OMG!  I apologized to her for what he must have been going through but reassured her that she still had so much to be grateful of…how fortunate she was that he was able to receive these treatments that would cure him with time.  She thanked me for reminding her of that, wiped her tears, felt better and began serving me my cheeses.  Since then, every week I go there, she comes out from behind her stand to give me a hug and kiss as she tells me how well her son is improving.

This past week, she started by complimenting my Spanish but asked me where I was actually from.  I told her I was from NYC and she asked me why I didn’t want to go back there.  I told her that in NYC I couldn’t find cheese as good as hers.  We laughed together for ten minutes.

How many of you saw that?

a_jolteon_and_his_umbreon_by_ryuuzengaHow many of you saw how I had completely changed her perspective of a foreigner…of an American…of someone obviously different from her?

Had life been fair to her?  Well, what’s fair?

Yes, I grew up in NYC…received a private school education, went to college & graduate school before having the guts to pick up & move to a foreign country where I had to learn to speak another language before I could even communicate with anyone around me.  Is that fair?  Or am I just getting what I deserve based on the decisions I’ve made?

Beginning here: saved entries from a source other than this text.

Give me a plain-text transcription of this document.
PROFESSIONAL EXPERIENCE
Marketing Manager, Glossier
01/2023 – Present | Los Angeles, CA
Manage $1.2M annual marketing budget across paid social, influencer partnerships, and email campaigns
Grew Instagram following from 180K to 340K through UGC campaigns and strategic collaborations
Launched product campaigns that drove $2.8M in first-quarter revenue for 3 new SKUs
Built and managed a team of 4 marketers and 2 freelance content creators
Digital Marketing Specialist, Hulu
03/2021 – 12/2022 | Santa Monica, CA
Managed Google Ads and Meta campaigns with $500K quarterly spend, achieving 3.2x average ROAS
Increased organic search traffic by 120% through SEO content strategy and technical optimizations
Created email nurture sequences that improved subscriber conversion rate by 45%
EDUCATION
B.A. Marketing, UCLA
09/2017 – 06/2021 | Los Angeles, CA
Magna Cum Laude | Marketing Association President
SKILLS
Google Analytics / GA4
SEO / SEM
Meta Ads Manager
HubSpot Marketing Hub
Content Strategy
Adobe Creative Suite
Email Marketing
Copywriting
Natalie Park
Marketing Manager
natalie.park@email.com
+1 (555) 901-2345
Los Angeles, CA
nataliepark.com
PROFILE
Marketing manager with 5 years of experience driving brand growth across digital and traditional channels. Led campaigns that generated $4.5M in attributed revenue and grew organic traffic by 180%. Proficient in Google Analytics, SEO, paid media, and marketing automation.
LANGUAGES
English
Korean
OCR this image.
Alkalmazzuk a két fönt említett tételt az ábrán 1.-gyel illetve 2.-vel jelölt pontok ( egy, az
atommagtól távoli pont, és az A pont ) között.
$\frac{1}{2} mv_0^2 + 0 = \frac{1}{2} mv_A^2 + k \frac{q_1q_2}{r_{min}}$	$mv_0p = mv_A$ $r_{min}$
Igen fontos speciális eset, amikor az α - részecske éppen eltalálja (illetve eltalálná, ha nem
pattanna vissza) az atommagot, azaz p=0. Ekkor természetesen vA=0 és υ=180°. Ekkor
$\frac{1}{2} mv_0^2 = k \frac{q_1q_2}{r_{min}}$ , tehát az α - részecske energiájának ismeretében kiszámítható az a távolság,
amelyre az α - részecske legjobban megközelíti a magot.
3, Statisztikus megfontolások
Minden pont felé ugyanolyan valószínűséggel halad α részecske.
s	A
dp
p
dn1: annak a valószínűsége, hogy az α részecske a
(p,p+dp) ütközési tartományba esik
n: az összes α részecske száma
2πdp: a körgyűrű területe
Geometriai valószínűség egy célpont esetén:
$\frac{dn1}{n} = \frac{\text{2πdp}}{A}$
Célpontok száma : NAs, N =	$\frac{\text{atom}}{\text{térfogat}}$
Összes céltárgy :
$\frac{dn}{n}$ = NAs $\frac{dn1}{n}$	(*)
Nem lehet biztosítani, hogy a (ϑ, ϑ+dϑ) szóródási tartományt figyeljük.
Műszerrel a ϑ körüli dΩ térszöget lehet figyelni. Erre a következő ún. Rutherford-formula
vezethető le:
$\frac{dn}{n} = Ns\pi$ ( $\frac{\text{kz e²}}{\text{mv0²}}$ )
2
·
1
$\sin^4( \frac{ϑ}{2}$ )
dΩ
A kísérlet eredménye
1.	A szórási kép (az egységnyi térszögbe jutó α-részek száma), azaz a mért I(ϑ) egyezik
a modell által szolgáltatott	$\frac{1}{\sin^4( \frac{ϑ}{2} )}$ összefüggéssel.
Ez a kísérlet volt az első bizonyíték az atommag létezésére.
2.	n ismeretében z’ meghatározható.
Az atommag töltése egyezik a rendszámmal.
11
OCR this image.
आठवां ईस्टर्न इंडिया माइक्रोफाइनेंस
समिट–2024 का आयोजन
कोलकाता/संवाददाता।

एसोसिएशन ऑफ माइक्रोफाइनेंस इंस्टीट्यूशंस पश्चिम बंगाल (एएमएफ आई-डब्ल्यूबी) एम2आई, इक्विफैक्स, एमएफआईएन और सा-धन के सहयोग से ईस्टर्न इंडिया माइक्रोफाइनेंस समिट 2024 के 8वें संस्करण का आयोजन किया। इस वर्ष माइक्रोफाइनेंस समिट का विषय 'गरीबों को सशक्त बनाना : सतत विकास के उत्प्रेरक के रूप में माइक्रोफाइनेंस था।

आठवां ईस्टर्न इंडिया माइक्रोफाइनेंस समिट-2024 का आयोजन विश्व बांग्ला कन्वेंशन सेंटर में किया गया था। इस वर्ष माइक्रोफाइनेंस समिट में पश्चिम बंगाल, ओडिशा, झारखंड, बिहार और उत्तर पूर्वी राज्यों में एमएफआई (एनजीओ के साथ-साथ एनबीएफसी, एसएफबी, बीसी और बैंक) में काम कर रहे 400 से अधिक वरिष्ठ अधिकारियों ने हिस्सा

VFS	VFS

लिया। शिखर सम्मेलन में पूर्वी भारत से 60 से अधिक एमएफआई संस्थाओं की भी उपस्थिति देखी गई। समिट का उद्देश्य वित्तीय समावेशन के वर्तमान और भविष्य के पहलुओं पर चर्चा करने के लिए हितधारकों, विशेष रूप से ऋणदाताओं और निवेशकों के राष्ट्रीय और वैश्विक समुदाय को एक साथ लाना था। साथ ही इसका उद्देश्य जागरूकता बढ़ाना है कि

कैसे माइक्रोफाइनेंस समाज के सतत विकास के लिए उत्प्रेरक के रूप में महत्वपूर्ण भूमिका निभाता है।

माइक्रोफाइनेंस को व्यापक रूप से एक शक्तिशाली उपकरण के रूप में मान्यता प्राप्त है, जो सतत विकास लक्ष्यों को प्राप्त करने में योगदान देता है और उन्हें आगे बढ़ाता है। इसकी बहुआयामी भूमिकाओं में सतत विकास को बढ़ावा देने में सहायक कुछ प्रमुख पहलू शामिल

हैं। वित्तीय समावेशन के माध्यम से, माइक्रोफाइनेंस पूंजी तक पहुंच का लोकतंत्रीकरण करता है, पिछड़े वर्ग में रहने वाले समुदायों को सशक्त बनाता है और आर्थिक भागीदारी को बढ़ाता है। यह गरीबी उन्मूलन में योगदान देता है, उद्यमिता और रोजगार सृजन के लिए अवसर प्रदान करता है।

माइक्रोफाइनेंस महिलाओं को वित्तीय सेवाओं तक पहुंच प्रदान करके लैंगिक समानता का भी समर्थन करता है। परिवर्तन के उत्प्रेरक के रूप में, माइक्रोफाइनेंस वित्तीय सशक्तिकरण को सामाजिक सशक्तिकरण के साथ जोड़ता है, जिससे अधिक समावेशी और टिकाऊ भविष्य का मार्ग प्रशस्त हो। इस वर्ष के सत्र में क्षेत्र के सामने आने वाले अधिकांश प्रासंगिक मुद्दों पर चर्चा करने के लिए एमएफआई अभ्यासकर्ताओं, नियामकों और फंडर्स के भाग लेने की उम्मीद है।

This woman was suffering over the pain of her child.  No education or language was going to help him…or alleviate her suffering.  But that night, after I saw that change that had happened to her attitude towards me, I felt as though I had accomplished something so amazing…something I could never have done had I never left my neighborhood…city…or country.  As I’ve said before, watch out world because I believe that I really will witness a revolution…a revolution of the minds and people of where I am now.  And if that is why I’ve found my way here, I would be perfectly satisfied with that being the definition of my success.

I was taught as a child that we all put our pants on one leg at a time…no matter how much money or education we have.  The secret to success is to have the empathy to understand what everyone is going through around you…and if you can lend a hand…shoulder…hug to someone to help them make it through the day with a smile on their face, then that is what makes you a better person!

And trust me…my Uncle Charlie always taught me…Life is never fair…get used to it!  Another important lesson everyone still needs to learn.